In a democracy, corruption can be solved through the justice system and various democratic institutions.

Unlike an appointed government or one that comes from a coup, an unelected council would have more tendencies to withhold information, she said.

Meanwhile, Thailand's justice system has problems in punishing wrongdoers, whereas countries such as Singapore have a stiff rule of law.

"Even if you get a good person into the government, you still won't be able to root out corruption if the government is appointed and there is no governing law or constitution," Prof Pasuk said.

Political analyst Marc Saxer said corruption is the fuel that keeps the patronage system based on personal relationships going.

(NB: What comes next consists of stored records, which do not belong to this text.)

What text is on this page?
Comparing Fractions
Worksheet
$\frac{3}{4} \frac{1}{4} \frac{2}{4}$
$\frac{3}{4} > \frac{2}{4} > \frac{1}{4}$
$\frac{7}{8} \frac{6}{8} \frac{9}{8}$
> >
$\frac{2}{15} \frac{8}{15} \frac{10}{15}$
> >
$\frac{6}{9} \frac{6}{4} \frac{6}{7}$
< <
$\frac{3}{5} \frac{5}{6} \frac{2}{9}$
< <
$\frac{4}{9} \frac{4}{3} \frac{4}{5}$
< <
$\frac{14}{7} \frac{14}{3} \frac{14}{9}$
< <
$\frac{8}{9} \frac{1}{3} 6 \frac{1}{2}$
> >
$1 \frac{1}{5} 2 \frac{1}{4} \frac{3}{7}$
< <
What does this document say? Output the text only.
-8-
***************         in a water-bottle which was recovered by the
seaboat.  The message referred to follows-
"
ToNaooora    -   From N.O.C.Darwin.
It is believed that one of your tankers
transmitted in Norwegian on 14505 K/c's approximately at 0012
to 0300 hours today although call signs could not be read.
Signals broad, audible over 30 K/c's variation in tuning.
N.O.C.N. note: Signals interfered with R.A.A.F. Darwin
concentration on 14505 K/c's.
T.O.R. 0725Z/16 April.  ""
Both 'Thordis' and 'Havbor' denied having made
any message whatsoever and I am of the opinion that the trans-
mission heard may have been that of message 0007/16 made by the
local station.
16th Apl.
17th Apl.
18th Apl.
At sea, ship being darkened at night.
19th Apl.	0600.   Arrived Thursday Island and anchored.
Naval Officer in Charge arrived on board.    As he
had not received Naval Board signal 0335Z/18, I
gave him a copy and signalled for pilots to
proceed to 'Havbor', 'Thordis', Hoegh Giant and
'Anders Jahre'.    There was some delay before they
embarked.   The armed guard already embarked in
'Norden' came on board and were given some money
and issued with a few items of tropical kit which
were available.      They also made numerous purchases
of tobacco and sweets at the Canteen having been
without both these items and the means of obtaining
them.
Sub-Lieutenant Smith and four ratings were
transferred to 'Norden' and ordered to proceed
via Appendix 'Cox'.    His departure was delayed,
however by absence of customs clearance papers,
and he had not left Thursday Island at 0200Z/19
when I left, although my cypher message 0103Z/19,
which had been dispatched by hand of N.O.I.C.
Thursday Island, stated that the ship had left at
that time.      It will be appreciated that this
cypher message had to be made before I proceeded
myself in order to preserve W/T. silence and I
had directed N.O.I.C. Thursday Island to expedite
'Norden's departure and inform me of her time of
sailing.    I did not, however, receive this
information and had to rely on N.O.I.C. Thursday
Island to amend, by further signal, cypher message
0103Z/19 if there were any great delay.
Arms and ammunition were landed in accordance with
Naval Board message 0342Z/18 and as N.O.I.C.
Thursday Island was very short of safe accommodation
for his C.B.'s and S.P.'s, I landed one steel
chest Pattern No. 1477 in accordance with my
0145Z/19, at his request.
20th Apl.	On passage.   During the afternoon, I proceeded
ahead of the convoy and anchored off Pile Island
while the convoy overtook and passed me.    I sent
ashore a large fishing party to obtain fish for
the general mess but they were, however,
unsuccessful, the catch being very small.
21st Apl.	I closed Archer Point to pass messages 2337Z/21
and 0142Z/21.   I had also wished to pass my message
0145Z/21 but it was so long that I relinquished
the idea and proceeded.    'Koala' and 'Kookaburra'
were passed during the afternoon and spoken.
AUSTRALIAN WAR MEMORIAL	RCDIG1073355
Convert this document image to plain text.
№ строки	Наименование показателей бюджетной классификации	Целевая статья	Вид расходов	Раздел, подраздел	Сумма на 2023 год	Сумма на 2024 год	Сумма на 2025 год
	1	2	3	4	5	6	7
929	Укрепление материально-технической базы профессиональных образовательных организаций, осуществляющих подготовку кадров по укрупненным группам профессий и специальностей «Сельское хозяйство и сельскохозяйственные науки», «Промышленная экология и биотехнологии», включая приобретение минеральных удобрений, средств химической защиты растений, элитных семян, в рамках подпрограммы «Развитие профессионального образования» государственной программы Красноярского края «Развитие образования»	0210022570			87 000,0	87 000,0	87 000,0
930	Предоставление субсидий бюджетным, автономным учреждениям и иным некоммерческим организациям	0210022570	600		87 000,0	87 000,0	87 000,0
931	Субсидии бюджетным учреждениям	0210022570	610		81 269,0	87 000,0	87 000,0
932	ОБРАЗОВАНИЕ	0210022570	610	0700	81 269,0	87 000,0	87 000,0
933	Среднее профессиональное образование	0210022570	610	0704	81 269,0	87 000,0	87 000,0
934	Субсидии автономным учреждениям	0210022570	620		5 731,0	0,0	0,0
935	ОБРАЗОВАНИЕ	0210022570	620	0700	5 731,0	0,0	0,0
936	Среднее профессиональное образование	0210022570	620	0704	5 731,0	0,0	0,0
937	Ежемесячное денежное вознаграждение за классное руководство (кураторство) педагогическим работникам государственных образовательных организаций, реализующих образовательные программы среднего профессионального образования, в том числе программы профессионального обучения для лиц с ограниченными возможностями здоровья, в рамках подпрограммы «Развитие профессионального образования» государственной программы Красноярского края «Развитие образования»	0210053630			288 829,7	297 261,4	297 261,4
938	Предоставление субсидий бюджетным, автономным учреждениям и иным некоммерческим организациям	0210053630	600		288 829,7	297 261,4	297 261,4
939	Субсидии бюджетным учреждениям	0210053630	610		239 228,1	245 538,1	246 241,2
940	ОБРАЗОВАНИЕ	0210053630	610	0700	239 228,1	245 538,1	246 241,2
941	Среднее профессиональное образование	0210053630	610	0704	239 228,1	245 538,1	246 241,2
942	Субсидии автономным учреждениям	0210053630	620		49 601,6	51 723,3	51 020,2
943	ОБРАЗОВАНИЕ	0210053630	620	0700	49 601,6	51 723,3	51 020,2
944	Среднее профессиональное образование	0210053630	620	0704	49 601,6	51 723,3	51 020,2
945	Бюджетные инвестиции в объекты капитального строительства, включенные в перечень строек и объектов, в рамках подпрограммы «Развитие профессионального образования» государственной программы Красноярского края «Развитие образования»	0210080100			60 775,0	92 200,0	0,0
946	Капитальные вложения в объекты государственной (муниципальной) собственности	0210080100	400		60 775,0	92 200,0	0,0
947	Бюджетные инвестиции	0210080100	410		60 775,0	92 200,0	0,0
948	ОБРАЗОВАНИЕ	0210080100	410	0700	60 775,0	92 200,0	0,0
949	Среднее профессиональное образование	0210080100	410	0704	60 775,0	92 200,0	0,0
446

“Corruption, nepotism and cronyism are not illnesses to be cured but the very DNA of the patronage system. Hence, in order to root out corruption it is not enough to prosecute individuals. The outdated governance operating system needs to be updated,” he said in a separate interview.

While corruption can be solved by strong institutions, institutions are only strong if they are universally accepted as neutral and fair.

This is why institutions imposed by one side on the other will most likely fail to tackle delicate tasks such as curbing corruption, said Mr Saxer, who is resident director of the Germany-based Friedrich-Ebert-Stiftung in Bangkok.

TDRI research director Deunden Nikomborirak said the most important tool for people to use in tackling corruption is information, and Thailand's Freedom of Information Act should be revised so that there are very few instances in which the government can avoid revealing information.

"Thailand should conduct more studies in terms of corruption, as we only have a perception index that asks people how they feel about corruption," she said.